Make sure you research the company before your job interview.
Employers want to see that a candidate has done his/her homework prior to an interview. This applies for in-person interviews, video interviews and phone interviews. Having knowledge about a company’s history and what has made them stand out will help you to make a good impression.
When discussing the company, be sensitive to the fact that the interviewer is not going to be as excited to hear any negative comments or questioning. Position your input sincerely, but in a flattering tone.
If you happen to receive the name/title of the person you’ll be speaking with then try to find his/her profile on linkedin, google, facebook, etc. Understanding his/her career journey can open up a topic of conversation. Also, know the name of the President and CEO or COO.
There are websites where employees and former employees anonymously review companies and their management. Examples include glassdoor.com, yelp.com, careerbliss.com, etc. We have found that the reviews on these sites tend to come from mostly disgruntled employees. We are not implying that the reviews should not be considered, but keep in mind that one person’s input is not always agreed upon by others. Several of our clients with top notch reputations and low turnover have been in receipt of one to six bad reviews, but they have a staff of over 400 to 500 people. The numbers don’t translate to a real picture if only 1% of their staff post reviews. If you see a consistency of something (i.e., long hours, no pay raises, etc.) in several reviews and you’d like to address it, then be very delicate about how to bring it up. Usually you’ll be asked if you have any questions. At this point you can tell them that you’ve read some of the company reviews and wanted to ask what input they have on them.

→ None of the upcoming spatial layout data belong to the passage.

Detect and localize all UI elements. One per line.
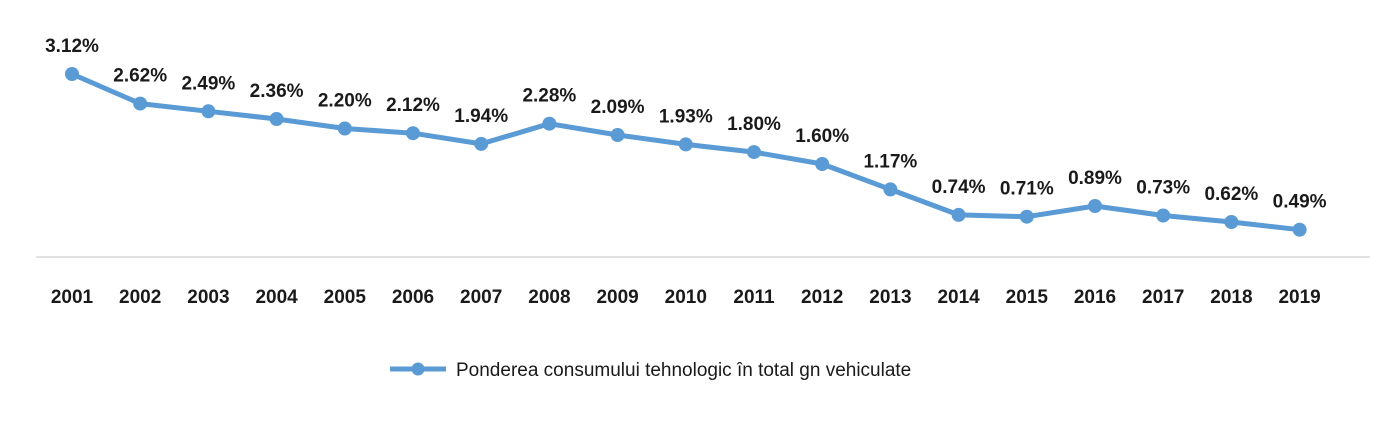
x-tick-label-2015: 2015	[1006, 287, 1049, 308]
data-label-2003: 2.49%	[181, 73, 235, 94]
data-label-2002: 2.62%	[113, 66, 167, 87]
x-tick-label-2019: 2019	[1278, 287, 1320, 308]
data-point-2009	[610, 128, 625, 142]
data-label-2008: 2.28%	[522, 86, 576, 107]
x-tick-label-2016: 2016	[1074, 287, 1116, 308]
data-label-2009: 2.09%	[591, 97, 645, 118]
data-point-2008	[542, 116, 557, 131]
x-tick-label-2014: 2014	[937, 287, 980, 308]
data-label-2011: 1.80%	[727, 114, 781, 135]
data-label-2019: 0.49%	[1273, 192, 1327, 213]
x-tick-label-2017: 2017	[1142, 287, 1184, 308]
data-point-2016	[1088, 199, 1102, 213]
data-point-2011	[747, 145, 761, 160]
data-label-2007: 1.94%	[454, 106, 508, 127]
data-point-2005	[337, 121, 352, 136]
data-label-2013: 1.17%	[863, 151, 917, 172]
x-tick-label-2004: 2004	[255, 287, 298, 308]
x-tick-label-2006: 2006	[392, 287, 434, 308]
data-label-2015: 0.71%	[1000, 179, 1054, 200]
x-tick-label-2007: 2007	[460, 287, 502, 308]
data-point-2007	[474, 136, 489, 151]
x-tick-label-2018: 2018	[1210, 287, 1252, 308]
x-tick-label-2008: 2008	[528, 287, 570, 308]
data-label-2004: 2.36%	[250, 81, 304, 102]
data-label-2016: 0.89%	[1068, 168, 1122, 189]
legend-point-marker	[411, 362, 425, 376]
data-point-2017	[1156, 208, 1171, 223]
data-label-2017: 0.73%	[1136, 178, 1190, 199]
data-point-2014	[951, 207, 966, 222]
data-point-2001	[65, 67, 79, 81]
x-tick-label-2001: 2001	[51, 287, 94, 308]
x-tick-label-2010: 2010	[665, 287, 707, 308]
data-point-2012	[815, 157, 830, 171]
x-tick-label-2005: 2005	[324, 287, 367, 308]
series-layer	[65, 67, 1307, 237]
data-label-2014: 0.74%	[932, 177, 986, 198]
data-label-2001: 3.12%	[45, 36, 99, 57]
data-point-2010	[678, 137, 693, 152]
x-tick-label-2002: 2002	[119, 287, 161, 308]
x-tick-label-2013: 2013	[869, 287, 911, 308]
data-point-2015	[1019, 209, 1034, 224]
x-tick-layer: 2001 2002 2003 2004 2005 2006 2007 2008 2009 2010…	[51, 287, 1321, 308]
data-label-2010: 1.93%	[659, 106, 713, 127]
data-point-2004	[269, 112, 284, 126]
x-tick-label-2012: 2012	[801, 287, 843, 308]
data-point-2019	[1292, 222, 1307, 237]
data-label-2005: 2.20%	[318, 91, 372, 112]
legend-label: Ponderea consumului tehnologic în total …	[456, 360, 911, 381]
data-label-2012: 1.60%	[795, 126, 849, 147]
data-point-2006	[406, 126, 420, 141]
x-tick-label-2011: 2011	[733, 287, 775, 308]
data-label-2018: 0.62%	[1204, 184, 1258, 205]
data-point-2013	[883, 182, 898, 197]
data-point-2018	[1224, 215, 1239, 229]
x-tick-label-2009: 2009	[596, 287, 638, 308]
data-point-2002	[133, 96, 148, 111]
legend: Ponderea consumului tehnologic în total …	[390, 360, 911, 381]
data-point-2003	[201, 104, 216, 119]
data-label-2006: 2.12%	[386, 95, 440, 116]
x-tick-label-2003: 2003	[187, 287, 229, 308]
data-label-layer: 3.12% 2.62% 2.49% 2.36% 2.20% 2.12% 1.94% 2.28%…	[45, 36, 1327, 213]
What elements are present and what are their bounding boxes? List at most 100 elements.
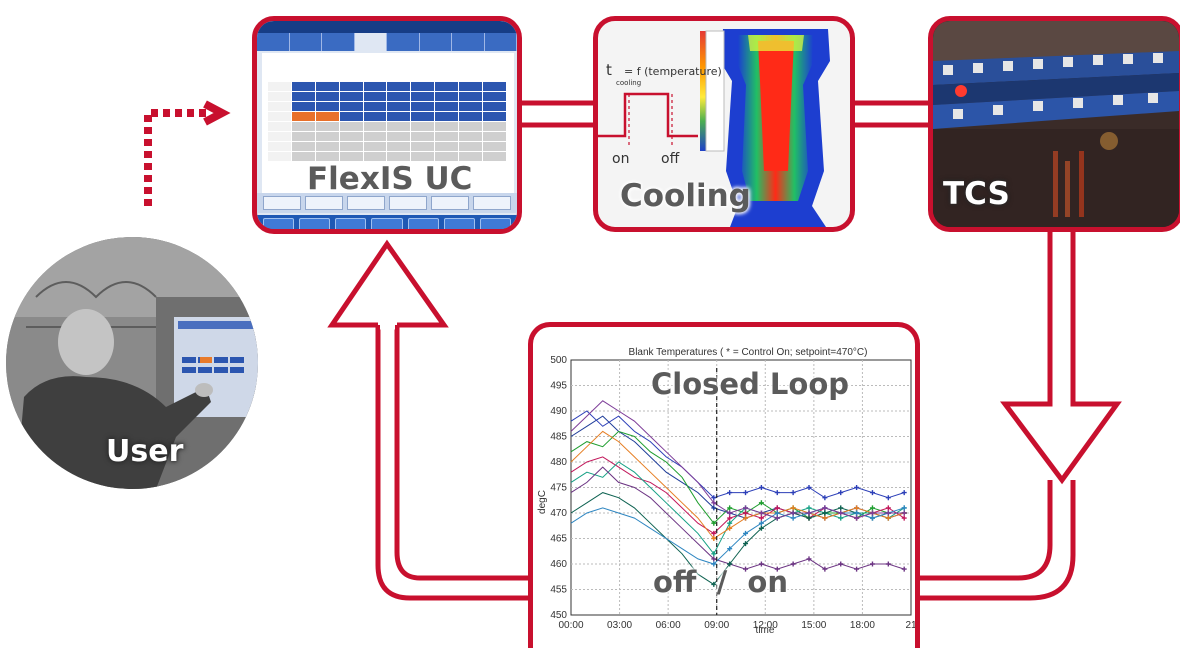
flexis-grid-cell xyxy=(290,141,316,152)
series-point xyxy=(822,510,828,516)
flexis-grid-cell xyxy=(458,81,484,92)
flexis-grid-cell xyxy=(458,141,484,152)
flexis-grid-row xyxy=(267,111,507,122)
flexis-grid-row xyxy=(267,101,507,112)
series-point xyxy=(806,515,812,521)
flexis-tab xyxy=(485,33,517,51)
flexis-grid-cell xyxy=(482,101,507,112)
cooling-t-subscript: cooling xyxy=(616,79,642,87)
series-point xyxy=(838,515,844,521)
series-point xyxy=(838,561,844,567)
series-point xyxy=(758,485,764,490)
y-tick-label: 500 xyxy=(550,355,567,366)
flexis-grid-cell xyxy=(386,141,412,152)
series-point xyxy=(885,515,891,521)
series-point xyxy=(790,505,796,511)
chart-xlabel: time xyxy=(756,625,775,636)
series-line xyxy=(570,400,905,519)
y-tick-label: 450 xyxy=(550,610,567,621)
flexis-grid-cell xyxy=(267,91,292,102)
flexis-label: FlexIS UC xyxy=(307,161,473,197)
series-point xyxy=(758,515,764,521)
series-point xyxy=(758,525,764,531)
series-point xyxy=(774,566,780,572)
flexis-grid-cell xyxy=(267,111,292,122)
cooling-graphic xyxy=(598,29,830,227)
chart-series xyxy=(570,400,907,587)
series-line xyxy=(570,410,905,499)
user-photo: User xyxy=(6,237,258,489)
chart-axes: 450 455 460 465 470 475 480 485 490 495 500 00:00 03… xyxy=(550,355,915,631)
series-point xyxy=(743,505,749,511)
series-point xyxy=(711,561,717,567)
series-line xyxy=(570,466,905,570)
flexis-tab xyxy=(257,33,290,51)
chart-ylabel: degC xyxy=(537,490,548,514)
series-point xyxy=(790,510,796,516)
flexis-grid-cell xyxy=(267,101,292,112)
series-point xyxy=(711,556,717,562)
flexis-nav-button xyxy=(371,218,403,229)
y-tick-label: 465 xyxy=(550,534,567,545)
chart-title: Blank Temperatures ( * = Control On; set… xyxy=(629,347,868,358)
flexis-grid-cell xyxy=(338,91,364,102)
flexis-grid-cell xyxy=(338,141,364,152)
x-tick-label: 03:00 xyxy=(607,620,632,631)
series-point xyxy=(711,551,717,557)
flexis-grid-cell xyxy=(314,141,340,152)
series-point xyxy=(711,536,717,541)
flexis-button xyxy=(263,196,301,210)
flexis-grid-cell xyxy=(458,111,484,122)
flexis-tab xyxy=(420,33,452,51)
closed-loop-label: Closed Loop xyxy=(651,367,850,401)
flexis-grid-cell xyxy=(434,121,460,132)
flexis-grid-row xyxy=(267,91,507,102)
legend-colorbar xyxy=(700,31,706,151)
flexis-tab xyxy=(354,33,387,51)
x-tick-label: 15:00 xyxy=(801,620,826,631)
series-point xyxy=(838,490,844,496)
series-point xyxy=(743,566,749,572)
flexis-grid-cell xyxy=(434,141,460,152)
cooling-t-symbol: t xyxy=(606,61,612,79)
series-point xyxy=(758,561,764,567)
blank-temperature-chart: 450 455 460 465 470 475 480 485 490 495 500 00:00 03… xyxy=(537,347,915,636)
series-point xyxy=(806,505,812,511)
flexis-grid-cell xyxy=(458,121,484,132)
flexis-uc-panel: FlexIS UC xyxy=(252,16,522,234)
operator-figure xyxy=(16,309,213,489)
y-tick-label: 480 xyxy=(550,457,567,468)
flexis-grid-cell xyxy=(386,91,412,102)
series-point xyxy=(869,515,875,521)
flexis-grid-cell xyxy=(267,81,292,92)
series-point xyxy=(854,515,860,521)
series-point xyxy=(790,515,796,521)
series-point xyxy=(711,495,717,501)
flexis-grid-cell xyxy=(386,111,412,122)
flexis-grid-cell xyxy=(458,131,484,142)
series-point xyxy=(901,566,907,572)
flexis-grid-cell xyxy=(434,111,460,122)
flexis-grid-cell xyxy=(458,101,484,112)
flexis-grid-cell xyxy=(338,151,364,162)
series-point xyxy=(822,515,828,521)
flexis-tab xyxy=(322,33,355,51)
y-tick-label: 495 xyxy=(550,381,567,392)
cooling-off-label: off xyxy=(661,151,680,167)
flexis-tab-bar xyxy=(257,33,517,51)
user-label: User xyxy=(106,434,184,469)
flexis-grid-cell xyxy=(314,101,340,112)
x-tick-label: 09:00 xyxy=(704,620,729,631)
cooling-on-label: on xyxy=(612,151,630,167)
flexis-grid-cell xyxy=(362,91,388,102)
connector-cooling-tcs xyxy=(853,100,931,128)
series-point xyxy=(727,510,733,516)
series-point xyxy=(806,510,812,516)
flexis-grid-cell xyxy=(290,121,316,132)
x-tick-label: 18:00 xyxy=(850,620,875,631)
y-tick-label: 490 xyxy=(550,406,567,417)
series-point xyxy=(774,505,780,511)
flexis-grid-cell xyxy=(434,151,460,162)
series-point xyxy=(838,510,844,516)
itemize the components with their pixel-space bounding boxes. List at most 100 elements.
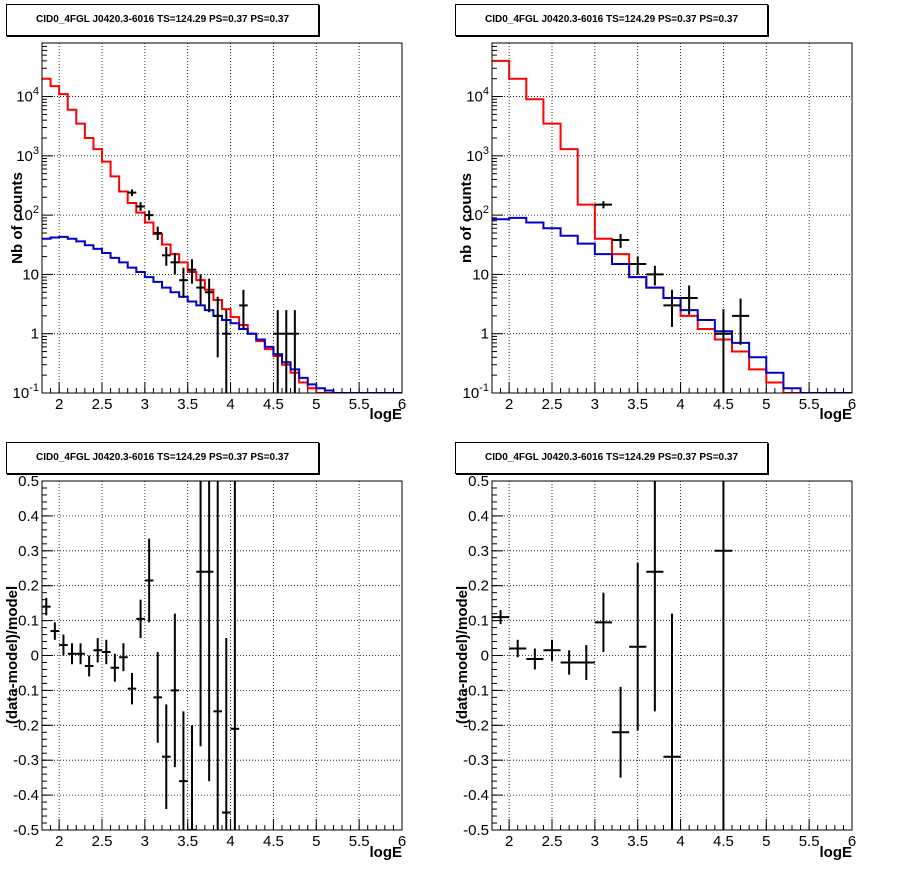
data-point (492, 610, 510, 625)
data-point (680, 285, 698, 315)
x-tick-label: 3 (591, 833, 599, 850)
data-point (732, 298, 750, 345)
data-point (59, 634, 68, 656)
y-tick-label: 0.5 (468, 473, 489, 490)
series-group (492, 481, 732, 830)
data-point (273, 310, 282, 393)
data-point (76, 643, 85, 665)
chart-title: CID0_4FGL J0420.3-6016 TS=124.29 PS=0.37… (6, 4, 319, 36)
y-axis-label: (data-model)/model (4, 586, 21, 724)
y-tick-label: 1 (31, 326, 39, 343)
series-model-total-line (42, 77, 402, 393)
data-point (282, 310, 291, 393)
series-group (42, 481, 240, 830)
data-point (144, 210, 154, 221)
chart-title: CID0_4FGL J0420.3-6016 TS=124.29 PS=0.37… (455, 442, 768, 474)
chart-title: CID0_4FGL J0420.3-6016 TS=124.29 PS=0.37… (455, 4, 768, 36)
data-point (84, 655, 94, 677)
x-tick-label: 5.5 (349, 396, 370, 413)
x-tick-label: 3.5 (177, 396, 198, 413)
data-point (560, 650, 578, 675)
x-axis-label: logE (370, 406, 403, 423)
y-tick-label: 10-1 (13, 382, 39, 402)
data-point (612, 234, 630, 248)
data-point (222, 638, 231, 830)
x-tick-label: 2.5 (92, 396, 113, 413)
x-tick-label: 3.5 (177, 833, 198, 850)
x-tick-label: 3.5 (627, 833, 648, 850)
x-tick-label: 6 (848, 396, 856, 413)
data-point (629, 256, 647, 275)
data-point (663, 613, 681, 830)
data-point (204, 481, 214, 782)
y-tick-label: -0.5 (463, 822, 489, 839)
y-tick-label: -0.3 (13, 752, 39, 769)
data-point (213, 481, 222, 830)
x-axis-label: logE (370, 844, 403, 861)
x-tick-label: 4.5 (263, 833, 284, 850)
data-point (646, 481, 664, 712)
y-tick-label: 104 (466, 86, 489, 106)
y-tick-label: -0.2 (13, 717, 39, 734)
x-axis-label: logE (820, 844, 853, 861)
y-tick-label: 0.4 (18, 508, 39, 525)
data-point (170, 252, 180, 275)
x-tick-label: 2.5 (542, 396, 563, 413)
x-tick-label: 6 (848, 833, 856, 850)
x-tick-label: 2.5 (542, 833, 563, 850)
y-tick-label: 0 (31, 648, 39, 665)
y-tick-label: 0.4 (468, 508, 489, 525)
x-tick-label: 4.5 (263, 396, 284, 413)
data-point (144, 538, 154, 623)
data-point (127, 672, 137, 705)
grid (42, 481, 402, 830)
x-tick-label: 5.5 (799, 396, 820, 413)
plot-frame (41, 480, 403, 831)
x-tick-label: 3 (591, 396, 599, 413)
x-tick-label: 5 (312, 396, 320, 413)
x-tick-label: 4 (676, 396, 684, 413)
chart-bottom-left: 2 2.5 3 3.5 4 4.5 5 5.5 6 -0.5 -0.4 -0.3 -0.2 -0.1 0 0.… (4, 473, 406, 861)
data-point (213, 296, 222, 358)
grid (492, 43, 852, 393)
data-point (646, 265, 664, 286)
y-tick-label: -0.2 (463, 717, 489, 734)
data-point (136, 599, 145, 639)
x-tick-label: 5 (762, 833, 770, 850)
y-tick-label: -0.4 (13, 787, 39, 804)
y-tick-label: -0.4 (463, 787, 489, 804)
data-point (230, 481, 240, 830)
data-point (153, 652, 162, 743)
data-point (67, 643, 77, 665)
data-point (714, 481, 732, 830)
y-axis-label: (data-model)/model (454, 586, 471, 724)
y-tick-label: 10-1 (463, 382, 489, 402)
y-tick-label: 0.1 (18, 613, 39, 630)
y-tick-label: -0.3 (463, 752, 489, 769)
y-tick-label: -0.1 (13, 682, 39, 699)
data-point (179, 711, 188, 830)
data-point (577, 645, 595, 680)
data-point (127, 189, 137, 197)
data-point (196, 481, 205, 747)
x-tick-label: 6 (398, 396, 406, 413)
data-point (187, 725, 197, 830)
x-tick-label: 2 (55, 833, 63, 850)
y-tick-label: 104 (16, 86, 39, 106)
data-point (93, 638, 102, 663)
x-tick-label: 3 (141, 396, 149, 413)
y-tick-label: 0.3 (18, 543, 39, 560)
data-point (110, 653, 120, 682)
x-tick-label: 4 (676, 833, 684, 850)
chart-top-left: 2 2.5 3 3.5 4 4.5 5 5.5 6 10-1 1 10 102 103 104 logE Nb … (9, 42, 406, 423)
minor-ticks (41, 42, 403, 393)
data-point (162, 704, 171, 810)
data-point (239, 289, 248, 330)
x-tick-label: 5 (312, 833, 320, 850)
data-point (196, 274, 205, 306)
series-model-background-line (42, 235, 402, 393)
data-point (204, 278, 214, 313)
x-tick-label: 4.5 (713, 833, 734, 850)
chart-top-right: 2 2.5 3 3.5 4 4.5 5 5.5 6 10-1 1 10 102 103 104 logE nb … (458, 42, 856, 423)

Ask around. Check to see if anyone in your network has worked there or knows of someone who has worked there. Ask open-ended questions about his/her experience at the company.
Review the company’s social media including their blog, Facebook. Linkedin, Twitter, Pinterest and anything else you can find. Find out which awards they’ve won and and scan through press releases on their website. Check their website for work samples, case studies and anything else you can find.
Obviously, review the job description a couple of times prior to your interviews. List out examples of your experience to discuss which are relevant to the job description.
In sum, we always encourage our candidates to research the company and the individuals conducing the interviews.
Do your homework and you’ll impress!